You remember your blood type scrupulously (don’t you?). This is important in the event of hospitalization or blood donation. We readily talk about the nature of blood groups, their characteristics, their rarity. But we less often ask ourselves why such diversity. Why didn’t we all end up joining one universal blood group? As is often the case in human biology, the answer is neither simple nor unique.
These groups are the product of tens of millions of years of evolution, which immunology, genetics and evolutionary biology attempt to decipher. Asking what blood types “are for” risks lending an intention to evolution that does not exist. However, the scientific consensus does not say that these molecular differences are arbitrary. We now know that blood types began to differentiate through subtle molecular variations on the surface of our cells. Millennia later, as biologist Scott Travers explains in Forbes magazine, they are proof that natural selection almost always prefers diversity to perfection.
A 2015 state of the art review examined the biological roles of the ABO blood group system. Conclusion: its influence extends well beyond transfusion compatibility. The antigens—those small carbohydrate structures found on the surface of red blood cells—that define blood types are found throughout the body, such as in epithelial tissues and body fluids. Which means that blood groups are misnamed: it’s not just about blood. They are part of a broader biological interface between the body and its environment.
Group A carries the A antigens. Group B the B antigens. Group AB, the rarest, carries both antigens; and group O, the most common, has neither… These antigens can influence the way cells interact with each other and, importantly, with pathogens. As the 2015 study points out, these groups have been undergoing natural selection for millions of years thanks to this role, however diffuse and context-dependent it may be.
Biological weaponry or genetic drift?
So what are the evolutionary forces that caused such a complex ABO system to develop so early? Two theories clash in the scientific community. A Royal Society study explored them in 2004. Both envisage the persistence of the ABO system as arising from interactions between the human body and its environment.
First hypothesis: blood groups are reactions to infectious diseases. Certain microbes can use specific antigens as a gateway to the body. Thus, individuals of a certain blood group are more vulnerable, when other blood groups are completely immune. These interactions justify keeping several different blood groups in the same population, depending on the pathogens most present in their environment. Each has its advantages and disadvantages: it can be seen as a genetic arms race between hosts and microbes.

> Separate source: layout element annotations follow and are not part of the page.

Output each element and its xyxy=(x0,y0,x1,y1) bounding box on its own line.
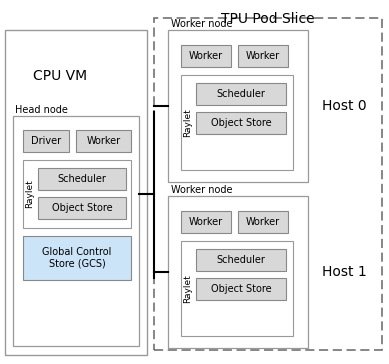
Text: Head node: Head node xyxy=(15,105,68,115)
FancyBboxPatch shape xyxy=(196,278,286,300)
Text: Raylet: Raylet xyxy=(26,179,35,208)
Text: Object Store: Object Store xyxy=(52,203,112,213)
FancyBboxPatch shape xyxy=(196,112,286,134)
FancyBboxPatch shape xyxy=(181,211,231,233)
Text: Worker: Worker xyxy=(86,136,121,146)
FancyBboxPatch shape xyxy=(23,160,131,228)
FancyBboxPatch shape xyxy=(5,30,147,355)
FancyBboxPatch shape xyxy=(196,249,286,271)
Text: CPU VM: CPU VM xyxy=(33,69,87,83)
Text: Worker: Worker xyxy=(246,217,280,227)
FancyBboxPatch shape xyxy=(196,83,286,105)
Text: Worker node: Worker node xyxy=(171,185,233,195)
Text: Worker: Worker xyxy=(189,217,223,227)
Text: Scheduler: Scheduler xyxy=(217,255,265,265)
FancyBboxPatch shape xyxy=(168,30,308,182)
Text: Worker node: Worker node xyxy=(171,19,233,29)
FancyBboxPatch shape xyxy=(13,116,139,346)
Text: Scheduler: Scheduler xyxy=(217,89,265,99)
FancyBboxPatch shape xyxy=(181,241,293,336)
Text: Scheduler: Scheduler xyxy=(58,174,107,184)
FancyBboxPatch shape xyxy=(23,236,131,280)
FancyBboxPatch shape xyxy=(38,168,126,190)
Text: Global Control
Store (GCS): Global Control Store (GCS) xyxy=(42,247,112,269)
FancyBboxPatch shape xyxy=(238,45,288,67)
FancyBboxPatch shape xyxy=(238,211,288,233)
FancyBboxPatch shape xyxy=(154,18,382,350)
Text: Worker: Worker xyxy=(189,51,223,61)
Text: Raylet: Raylet xyxy=(184,108,193,137)
Text: TPU Pod Slice: TPU Pod Slice xyxy=(221,12,315,26)
Text: Object Store: Object Store xyxy=(211,118,271,128)
Text: Object Store: Object Store xyxy=(211,284,271,294)
FancyBboxPatch shape xyxy=(76,130,131,152)
FancyBboxPatch shape xyxy=(168,196,308,348)
Text: Host 1: Host 1 xyxy=(322,265,366,279)
FancyBboxPatch shape xyxy=(181,45,231,67)
Text: Host 0: Host 0 xyxy=(322,99,366,113)
Text: Raylet: Raylet xyxy=(184,274,193,303)
FancyBboxPatch shape xyxy=(181,75,293,170)
FancyBboxPatch shape xyxy=(23,130,69,152)
Text: Driver: Driver xyxy=(31,136,61,146)
FancyBboxPatch shape xyxy=(38,197,126,219)
Text: Worker: Worker xyxy=(246,51,280,61)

The second theory is more conservative. It postulates that the diversity of the ABO system is only due to neutral processes, such as genetic drift. This polymorphism would be neither particularly advantageous nor disadvantageous, it would simply persist because it does not hinder survival or reproduction. Nevertheless, the authors of the 2004 study suggest that neutral processes are not sufficient to explain the remarkable stability and overall distribution of the ABO system.
As has been said, natural selection often favors diversity. These two hypotheses show it. If we were all of the same blood type with the same biological profile, theoretically it would take just one tailor-made microbe to wipe out humanity. This is called balanced selection: a process that encourages several genetic variations to coexist within a population so that the species is prepared for any eventuality. Even nature doesn’t put all its eggs in one basket!
Blood groups are therefore a strategic portfolio. Thus, evolution does not necessarily seek to bring about the emergence of best characteristic. She sometimes favors the multitude of possibilities. When the future is uncertain, flexibility is key.